Die Suche nach fam bringt mich dann hier hin: 

 *http://oss.sgi.com/projects/fam/ wrote:*   

> GUI tools should not mislead the user; they should display the current state of the system, even when changes to the system originate from outside of the tools themselves. FAM helps make GUI tools more usable by notifying them when the files they're interested in are created, modified, executed, and removed.

 

Ich interpretiert das jetzt so, dass ein Daemon da Änderungen am Dateisystem überwacht und diese ggfs. an irgendwelche Tools auf Anfrage übermittelt. 

Mögliches Szenario wäre:

Es ist ein Dateidialog geöffnet. In einem Terminal löscht man eine Datei. Die Änderung würde dann im geöffneten Dateidialog dadurch angezeigt, dass die entsprechende Datei aus der Liste verschwindet. Auch wenn man z.B. Dateien in einem Programm geöffnet hat (z.B. PHP/HTML in Quanta) und die dann außerhalb dieses Programms ändert, könnte das ein Einsatzzweck sein. 
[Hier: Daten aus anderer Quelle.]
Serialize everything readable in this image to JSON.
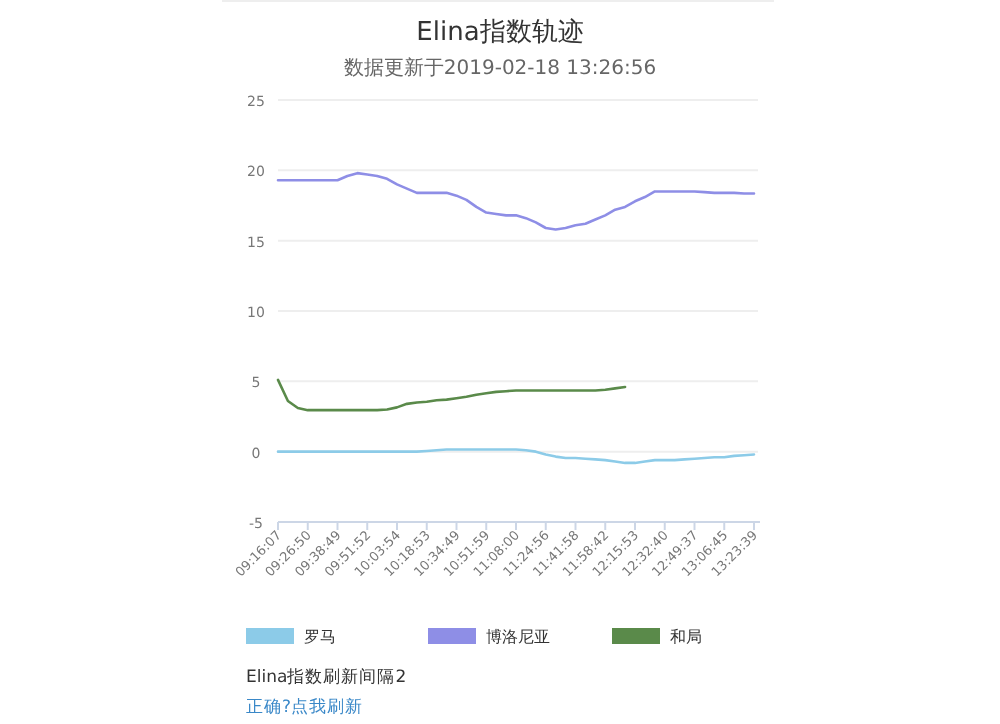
{
  "chart_data": {
    "type": "line",
    "title": "Elina指数轨迹",
    "subtitle": "数据更新于2019-02-18 13:26:56",
    "categories": [
      "09:16:07",
      null,
      null,
      "09:26:50",
      null,
      null,
      "09:38:49",
      null,
      null,
      "09:51:52",
      null,
      null,
      "10:03:54",
      null,
      null,
      "10:18:53",
      null,
      null,
      "10:34:49",
      null,
      null,
      "10:51:59",
      null,
      null,
      "11:08:00",
      null,
      null,
      "11:24:56",
      null,
      null,
      "11:41:58",
      null,
      null,
      "11:58:42",
      null,
      null,
      "12:15:53",
      null,
      null,
      "12:32:40",
      null,
      null,
      "12:49:37",
      null,
      null,
      "13:06:45",
      null,
      null,
      "13:23:39"
    ],
    "series": [
      {
        "name": "罗马",
        "color": "#8ccbe8",
        "values": [
          0,
          0,
          0,
          0,
          0,
          0,
          0,
          0,
          0,
          0,
          0,
          0,
          0,
          0,
          0,
          0.05,
          0.1,
          0.15,
          0.15,
          0.15,
          0.15,
          0.15,
          0.15,
          0.15,
          0.15,
          0.1,
          0,
          -0.2,
          -0.35,
          -0.45,
          -0.45,
          -0.5,
          -0.55,
          -0.6,
          -0.7,
          -0.8,
          -0.8,
          -0.7,
          -0.6,
          -0.6,
          -0.6,
          -0.55,
          -0.5,
          -0.45,
          -0.4,
          -0.4,
          -0.3,
          -0.25,
          -0.2
        ]
      },
      {
        "name": "博洛尼亚",
        "color": "#8e8ee6",
        "values": [
          19.3,
          19.3,
          19.3,
          19.3,
          19.3,
          19.3,
          19.3,
          19.6,
          19.8,
          19.7,
          19.6,
          19.4,
          19.0,
          18.7,
          18.4,
          18.4,
          18.4,
          18.4,
          18.2,
          17.9,
          17.4,
          17.0,
          16.9,
          16.8,
          16.8,
          16.6,
          16.3,
          15.9,
          15.8,
          15.9,
          16.1,
          16.2,
          16.5,
          16.8,
          17.2,
          17.4,
          17.8,
          18.1,
          18.5,
          18.5,
          18.5,
          18.5,
          18.5,
          18.45,
          18.4,
          18.4,
          18.4,
          18.35,
          18.35
        ]
      },
      {
        "name": "和局",
        "color": "#5a8a4a",
        "values": [
          5.1,
          3.6,
          3.1,
          2.95,
          2.95,
          2.95,
          2.95,
          2.95,
          2.95,
          2.95,
          2.95,
          3.0,
          3.15,
          3.4,
          3.5,
          3.55,
          3.65,
          3.7,
          3.8,
          3.9,
          4.05,
          4.15,
          4.25,
          4.3,
          4.35,
          4.35,
          4.35,
          4.35,
          4.35,
          4.35,
          4.35,
          4.35,
          4.35,
          4.4,
          4.5,
          4.6,
          null,
          null,
          null,
          null,
          null,
          null,
          null,
          null,
          null,
          null,
          null,
          null,
          null
        ]
      }
    ],
    "ylim": [
      -5,
      25
    ],
    "yticks": [
      -5,
      0,
      5,
      10,
      15,
      20,
      25
    ],
    "grid": "y",
    "legend": "bottom",
    "annotations": [
      "Elina指数刷新间隔2",
      "正确?点我刷新"
    ]
  }
}
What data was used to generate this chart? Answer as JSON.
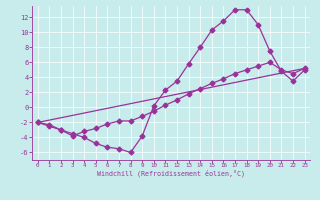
{
  "xlabel": "Windchill (Refroidissement éolien,°C)",
  "bg_color": "#c8ecec",
  "line_color": "#993399",
  "grid_color": "#ffffff",
  "xlim": [
    -0.5,
    23.5
  ],
  "ylim": [
    -7,
    13.5
  ],
  "xticks": [
    0,
    1,
    2,
    3,
    4,
    5,
    6,
    7,
    8,
    9,
    10,
    11,
    12,
    13,
    14,
    15,
    16,
    17,
    18,
    19,
    20,
    21,
    22,
    23
  ],
  "yticks": [
    -6,
    -4,
    -2,
    0,
    2,
    4,
    6,
    8,
    10,
    12
  ],
  "line1_x": [
    0,
    1,
    2,
    3,
    4,
    5,
    6,
    7,
    8,
    9,
    10,
    11,
    12,
    13,
    14,
    15,
    16,
    17,
    18,
    19,
    20,
    21,
    22,
    23
  ],
  "line1_y": [
    -2,
    -2.5,
    -3,
    -3.5,
    -4,
    -4.8,
    -5.3,
    -5.5,
    -6.0,
    -3.8,
    0.2,
    2.3,
    3.5,
    5.8,
    8.0,
    10.3,
    11.5,
    13.0,
    13.0,
    11.0,
    7.5,
    4.8,
    3.5,
    5.0
  ],
  "line2_x": [
    0,
    1,
    2,
    3,
    4,
    5,
    6,
    7,
    8,
    9,
    10,
    11,
    12,
    13,
    14,
    15,
    16,
    17,
    18,
    19,
    20,
    21,
    22,
    23
  ],
  "line2_y": [
    -2,
    -2.3,
    -3,
    -3.8,
    -3.2,
    -2.8,
    -2.2,
    -1.8,
    -1.8,
    -1.2,
    -0.5,
    0.3,
    1.0,
    1.8,
    2.5,
    3.2,
    3.8,
    4.5,
    5.0,
    5.5,
    6.0,
    5.0,
    4.5,
    5.2
  ],
  "line3_x": [
    0,
    23
  ],
  "line3_y": [
    -2,
    5.2
  ]
}
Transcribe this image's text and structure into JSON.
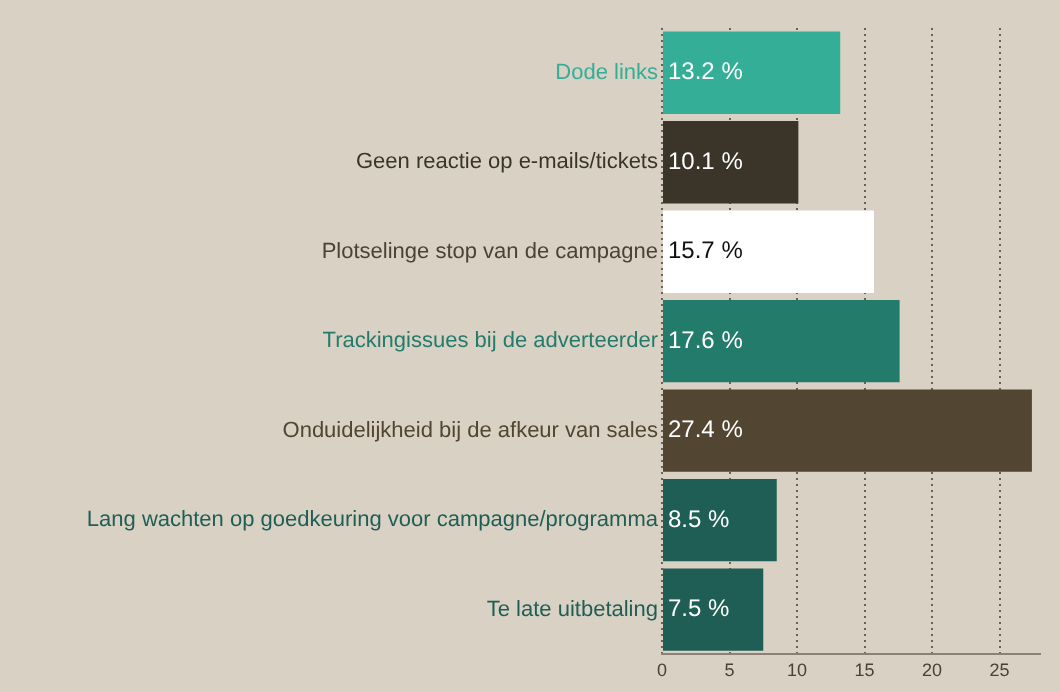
{
  "chart_data": {
    "type": "bar",
    "orientation": "horizontal",
    "categories": [
      "Dode links",
      "Geen reactie op e-mails/tickets",
      "Plotselinge stop van de campagne",
      "Trackingissues bij de adverteerder",
      "Onduidelijkheid bij de afkeur van sales",
      "Lang wachten op goedkeuring voor campagne/programma",
      "Te late uitbetaling"
    ],
    "values": [
      13.2,
      10.1,
      15.7,
      17.6,
      27.4,
      8.5,
      7.5
    ],
    "value_labels": [
      "13.2 %",
      "10.1 %",
      "15.7 %",
      "17.6 %",
      "27.4 %",
      "8.5 %",
      "7.5 %"
    ],
    "colors": [
      "#35ae98",
      "#3b3429",
      "#ffffff",
      "#237b6c",
      "#524532",
      "#1f5e55",
      "#1f5e55"
    ],
    "xlim": [
      0,
      28
    ],
    "xticks": [
      0,
      5,
      10,
      15,
      20,
      25
    ],
    "grid": "x",
    "legend": false
  }
}
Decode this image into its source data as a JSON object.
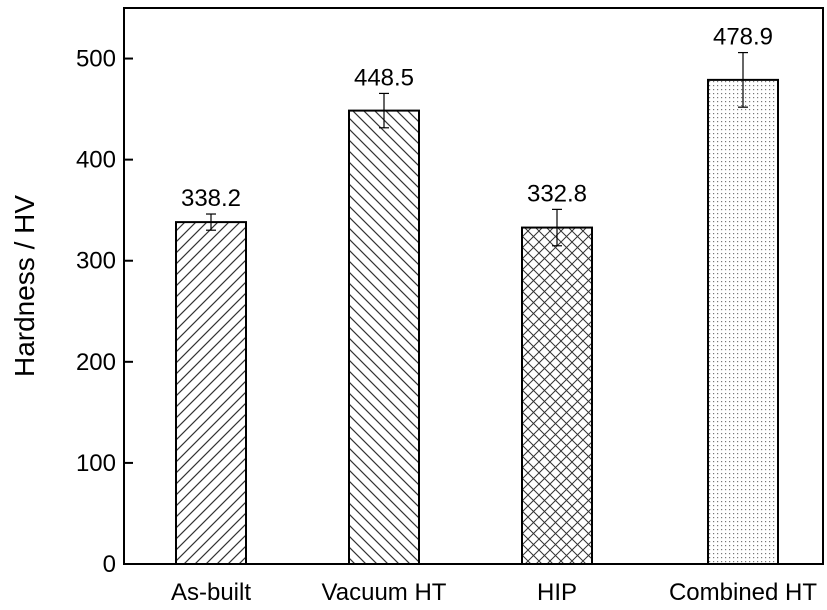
{
  "chart_data": {
    "type": "bar",
    "title": "",
    "xlabel": "",
    "ylabel": "Hardness / HV",
    "ylim": [
      0,
      550
    ],
    "yticks": [
      0,
      100,
      200,
      300,
      400,
      500
    ],
    "categories": [
      "As-built",
      "Vacuum HT",
      "HIP",
      "Combined HT"
    ],
    "values": [
      338.2,
      448.5,
      332.8,
      478.9
    ],
    "value_labels": [
      "338.2",
      "448.5",
      "332.8",
      "478.9"
    ],
    "error": [
      8,
      17,
      18,
      27
    ],
    "patterns": [
      "diagonal-forward",
      "diagonal-backward",
      "crosshatch",
      "dots"
    ],
    "grid": false,
    "colors": {
      "bar_fill": "#ffffff",
      "stroke": "#000000",
      "pattern": "#555555"
    }
  }
}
Nun ja, das funktioniert bei mir aber auch alles ohne fam. Noch dazu wird das letzte Release-Datum auf o.g. Seite mit 2003 angegeben. Bei gamin wird als Erklärung "Meta package providing the File Alteration Monitor API & Server" angegeben. Mir fällt jetzt aber kein Grund ein, warum man das Use-Flag fam aktivieren sollte.

----------